Domenica 23 marzo – III di Quaresima
(Es 36,23-26; 1Cor 10,1-6.10-12; Lc 13,1-9)
Dopo le prime due domeniche di Quaresima che hanno argomento fisso ogni anno, le altre domeniche quest’anno ci parlano della misericordia di Dio e del perdono dei peccati.
1. Quei Galilei erano più peccatori di tutti i Galilei? Nel brano di vangelo si raccontano due fatti tragici, non riferiti da altre fonti: i Galilei uccisi da Pilato e i diciotto schiacciati dal crollo della torre di Siloe. Sono episodi di sangue simili a quelli che ascoltiamo ogni giorno nei telegiornali: vittime di inondazioni, di terremoti, di incidenti stradali, di violenze familiari, ecc. In passato questi avvenimenti, con l’aggiunta della paura dell’inferno, offrivano materiale ai predicatori per invitare alla conversione e al pentimento dei peccati. Gesù ci mette in guardia da giudizi generalizzati.
Quando nel 1966 la città di Firenze fu allagata fino al secondo piano, qualche giornalista scrisse che la città era stata punita per i suoi peccati. Il buon sindaco La Pira disse: “Forse che a Firenze i peccatori abitano tutti al primo e secondo piano?” Il Signore non è un esattore delle imposte che ci aspetta al momento opportuno per farcela pagare, ma ci manda segni per invitarci alla conversione, e chi ha fede sa cogliere i suoi avvertimenti.
2. Vedremo se porterà frutti per l’avvenire. Abitualmente identifichiamo Dio con il padrone della vigna, ma nella parabola di oggi il comportamento di Dio è raffigurato dal vignaiolo che, nonostante la duratura infruttuosità dell’albero di fichi, invita il padrone ad avere pazienza almeno ancora per un anno.
Il padrone che dice di tagliare l’albero infruttifero forse rappresenta il Dio giustiziere che noi immaginiamo fatto a nostra immagine, non il Dio “grande nell’amore” rivelato da Gesù.
Non facciamoci però illusioni, perché il tempo passa veloce e non possiamo arrivare davanti a Dio a mani vuote. Non aspettiamo fatti traumatizzanti, sul tipo dell’uccisione dei Galilei da parte di Erode o il crollo della torre di Siloe, ma scrutiamo e comprendiamo i fatti normali. Non facciamo come i soldati che giocavano a dadi mentre si compiva la redenzione del mondo.

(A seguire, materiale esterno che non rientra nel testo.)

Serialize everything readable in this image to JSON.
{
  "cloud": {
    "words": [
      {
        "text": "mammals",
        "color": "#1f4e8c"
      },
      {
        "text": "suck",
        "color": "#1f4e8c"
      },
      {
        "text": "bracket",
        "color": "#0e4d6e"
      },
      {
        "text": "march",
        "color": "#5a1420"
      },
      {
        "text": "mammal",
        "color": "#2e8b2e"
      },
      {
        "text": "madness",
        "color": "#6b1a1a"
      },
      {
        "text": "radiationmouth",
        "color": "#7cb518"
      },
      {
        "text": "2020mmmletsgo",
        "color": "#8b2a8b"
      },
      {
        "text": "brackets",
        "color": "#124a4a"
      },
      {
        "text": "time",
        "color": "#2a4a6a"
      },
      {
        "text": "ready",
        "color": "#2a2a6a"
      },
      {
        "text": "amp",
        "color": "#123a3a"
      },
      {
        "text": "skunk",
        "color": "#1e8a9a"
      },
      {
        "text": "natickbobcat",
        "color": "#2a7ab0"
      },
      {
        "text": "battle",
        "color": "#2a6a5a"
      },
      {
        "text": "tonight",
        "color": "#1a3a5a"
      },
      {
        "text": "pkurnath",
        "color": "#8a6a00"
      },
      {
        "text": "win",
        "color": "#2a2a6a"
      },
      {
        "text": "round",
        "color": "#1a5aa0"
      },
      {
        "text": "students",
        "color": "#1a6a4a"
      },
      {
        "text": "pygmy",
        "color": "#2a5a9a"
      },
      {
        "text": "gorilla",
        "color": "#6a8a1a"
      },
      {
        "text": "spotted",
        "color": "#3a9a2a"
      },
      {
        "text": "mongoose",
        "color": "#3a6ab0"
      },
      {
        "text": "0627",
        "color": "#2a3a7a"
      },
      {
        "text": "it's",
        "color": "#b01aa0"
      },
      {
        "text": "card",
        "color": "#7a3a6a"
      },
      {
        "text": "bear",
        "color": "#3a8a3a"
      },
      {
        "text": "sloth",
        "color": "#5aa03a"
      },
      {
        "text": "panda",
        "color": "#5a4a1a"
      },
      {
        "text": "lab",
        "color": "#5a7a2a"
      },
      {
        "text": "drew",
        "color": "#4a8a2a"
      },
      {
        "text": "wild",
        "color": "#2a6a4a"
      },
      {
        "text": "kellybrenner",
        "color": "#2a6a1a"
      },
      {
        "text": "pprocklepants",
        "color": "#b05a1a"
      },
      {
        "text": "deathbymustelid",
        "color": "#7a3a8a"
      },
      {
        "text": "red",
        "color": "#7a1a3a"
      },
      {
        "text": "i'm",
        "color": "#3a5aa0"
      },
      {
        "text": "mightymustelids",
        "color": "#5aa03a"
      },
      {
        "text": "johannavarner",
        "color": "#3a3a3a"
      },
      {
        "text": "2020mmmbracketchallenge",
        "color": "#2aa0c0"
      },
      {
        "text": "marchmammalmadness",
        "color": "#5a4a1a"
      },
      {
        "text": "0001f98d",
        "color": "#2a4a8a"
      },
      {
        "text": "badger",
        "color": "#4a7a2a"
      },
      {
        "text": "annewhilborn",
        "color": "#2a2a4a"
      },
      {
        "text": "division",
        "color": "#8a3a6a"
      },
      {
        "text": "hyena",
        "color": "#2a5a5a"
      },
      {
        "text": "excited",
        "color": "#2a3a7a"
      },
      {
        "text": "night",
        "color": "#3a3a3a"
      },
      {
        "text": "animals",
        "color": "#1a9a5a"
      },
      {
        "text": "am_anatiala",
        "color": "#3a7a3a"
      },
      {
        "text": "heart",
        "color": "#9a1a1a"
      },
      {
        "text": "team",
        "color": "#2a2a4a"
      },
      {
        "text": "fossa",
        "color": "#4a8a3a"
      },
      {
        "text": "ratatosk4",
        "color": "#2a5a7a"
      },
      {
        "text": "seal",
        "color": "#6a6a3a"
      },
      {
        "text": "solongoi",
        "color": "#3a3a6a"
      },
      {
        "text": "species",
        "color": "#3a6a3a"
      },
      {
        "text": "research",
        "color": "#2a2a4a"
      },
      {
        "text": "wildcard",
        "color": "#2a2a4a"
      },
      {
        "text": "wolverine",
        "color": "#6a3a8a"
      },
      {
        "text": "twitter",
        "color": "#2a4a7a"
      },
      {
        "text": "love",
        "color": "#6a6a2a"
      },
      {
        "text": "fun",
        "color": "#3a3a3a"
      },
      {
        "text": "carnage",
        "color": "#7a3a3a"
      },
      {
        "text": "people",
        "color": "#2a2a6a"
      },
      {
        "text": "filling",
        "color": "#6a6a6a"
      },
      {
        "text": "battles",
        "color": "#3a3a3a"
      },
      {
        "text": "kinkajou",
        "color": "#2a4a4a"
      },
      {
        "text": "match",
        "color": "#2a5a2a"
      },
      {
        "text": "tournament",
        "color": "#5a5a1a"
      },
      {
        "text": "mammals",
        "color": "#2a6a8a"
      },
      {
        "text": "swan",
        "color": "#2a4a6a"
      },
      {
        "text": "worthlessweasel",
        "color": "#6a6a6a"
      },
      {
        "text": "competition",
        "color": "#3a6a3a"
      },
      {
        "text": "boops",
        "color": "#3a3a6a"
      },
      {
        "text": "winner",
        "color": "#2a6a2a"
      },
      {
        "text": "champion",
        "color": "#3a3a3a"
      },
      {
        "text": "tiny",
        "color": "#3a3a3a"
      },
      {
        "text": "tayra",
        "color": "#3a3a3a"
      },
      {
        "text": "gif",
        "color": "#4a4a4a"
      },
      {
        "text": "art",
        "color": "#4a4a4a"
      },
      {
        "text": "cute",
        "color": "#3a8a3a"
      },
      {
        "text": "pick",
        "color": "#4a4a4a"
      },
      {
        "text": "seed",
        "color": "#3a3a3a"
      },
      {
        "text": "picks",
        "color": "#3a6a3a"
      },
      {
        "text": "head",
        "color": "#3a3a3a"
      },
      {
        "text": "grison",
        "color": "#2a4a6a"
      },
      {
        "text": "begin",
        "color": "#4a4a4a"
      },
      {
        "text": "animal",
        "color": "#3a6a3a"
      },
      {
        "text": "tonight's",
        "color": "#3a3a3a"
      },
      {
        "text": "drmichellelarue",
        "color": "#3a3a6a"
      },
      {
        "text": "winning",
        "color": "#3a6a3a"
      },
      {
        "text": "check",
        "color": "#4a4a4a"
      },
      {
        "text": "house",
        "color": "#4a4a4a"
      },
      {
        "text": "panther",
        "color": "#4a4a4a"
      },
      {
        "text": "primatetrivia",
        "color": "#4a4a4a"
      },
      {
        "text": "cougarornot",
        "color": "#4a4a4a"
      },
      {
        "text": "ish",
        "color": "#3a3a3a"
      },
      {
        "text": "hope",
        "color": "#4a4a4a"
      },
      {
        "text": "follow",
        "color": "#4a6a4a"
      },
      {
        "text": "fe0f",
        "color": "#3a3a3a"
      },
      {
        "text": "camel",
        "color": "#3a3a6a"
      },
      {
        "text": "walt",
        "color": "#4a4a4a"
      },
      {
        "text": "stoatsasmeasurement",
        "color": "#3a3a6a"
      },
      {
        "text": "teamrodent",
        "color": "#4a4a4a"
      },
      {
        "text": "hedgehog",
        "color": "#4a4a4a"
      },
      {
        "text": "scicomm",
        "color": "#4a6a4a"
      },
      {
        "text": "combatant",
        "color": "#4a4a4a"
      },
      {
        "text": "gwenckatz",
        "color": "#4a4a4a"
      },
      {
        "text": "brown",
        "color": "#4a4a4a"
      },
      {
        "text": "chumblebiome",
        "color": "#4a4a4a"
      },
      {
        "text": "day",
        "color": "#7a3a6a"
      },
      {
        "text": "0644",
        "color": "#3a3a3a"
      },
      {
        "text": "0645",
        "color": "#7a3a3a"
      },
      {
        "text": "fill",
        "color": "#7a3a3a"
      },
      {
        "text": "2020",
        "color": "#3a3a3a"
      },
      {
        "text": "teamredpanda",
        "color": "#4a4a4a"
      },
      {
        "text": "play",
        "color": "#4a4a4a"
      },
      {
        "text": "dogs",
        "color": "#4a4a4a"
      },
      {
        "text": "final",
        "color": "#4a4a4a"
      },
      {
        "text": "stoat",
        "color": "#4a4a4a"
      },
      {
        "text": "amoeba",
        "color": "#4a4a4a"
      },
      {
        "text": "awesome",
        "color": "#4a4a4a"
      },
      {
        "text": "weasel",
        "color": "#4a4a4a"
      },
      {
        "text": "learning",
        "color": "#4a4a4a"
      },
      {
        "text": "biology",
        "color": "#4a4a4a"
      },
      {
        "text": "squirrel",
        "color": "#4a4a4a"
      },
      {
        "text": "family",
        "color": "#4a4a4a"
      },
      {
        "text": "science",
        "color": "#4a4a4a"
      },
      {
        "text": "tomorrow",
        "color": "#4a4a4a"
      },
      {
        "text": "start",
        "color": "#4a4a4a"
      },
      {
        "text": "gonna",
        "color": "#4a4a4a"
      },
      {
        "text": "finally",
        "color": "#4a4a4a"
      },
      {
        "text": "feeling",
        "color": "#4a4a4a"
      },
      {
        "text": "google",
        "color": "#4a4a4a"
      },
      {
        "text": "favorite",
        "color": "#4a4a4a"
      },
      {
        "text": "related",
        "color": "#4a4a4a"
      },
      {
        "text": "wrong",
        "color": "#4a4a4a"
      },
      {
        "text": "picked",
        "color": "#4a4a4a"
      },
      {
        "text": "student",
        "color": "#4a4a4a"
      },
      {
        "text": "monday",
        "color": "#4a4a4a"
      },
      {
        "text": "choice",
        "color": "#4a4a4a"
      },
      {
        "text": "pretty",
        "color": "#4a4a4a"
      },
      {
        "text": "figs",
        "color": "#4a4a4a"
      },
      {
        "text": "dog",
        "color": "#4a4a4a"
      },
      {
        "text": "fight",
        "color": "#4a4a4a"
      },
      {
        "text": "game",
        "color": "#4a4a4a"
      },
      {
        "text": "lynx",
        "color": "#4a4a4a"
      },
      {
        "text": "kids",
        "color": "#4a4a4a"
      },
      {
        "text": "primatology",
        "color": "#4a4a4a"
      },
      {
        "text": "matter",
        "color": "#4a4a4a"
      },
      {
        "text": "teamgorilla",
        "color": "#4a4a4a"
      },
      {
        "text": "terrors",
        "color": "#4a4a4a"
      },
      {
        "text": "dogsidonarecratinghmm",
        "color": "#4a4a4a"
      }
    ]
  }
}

3. Chi crede di stare in piedi, guardi di non cadere. La storia della salvezza non è statica, ma è un cammino come quello compiuto dagli Ebrei nel deserto. Essi hanno sperimentato i doni di Dio ma non tutti hanno raggiunto la salvezza e molti sono periti nel deserto.
Gli eventi del passato possono essere riletti per trarne un ammonimento attuale onde evitare i peccati commessi dal popolo nel deserto: idolatria, immoralità, tentazione e mormorazione verso Dio, incapacità di vedere e riconoscere la sua opera benefica.
Chi si apre alla iniziativa libera e sovrana di Dio può contare sulla sua fedeltà, perché Egli è fedele e nella tentazione offre a chi si affida a lui la possibilità di affrontarla e di uscirne senza cadere.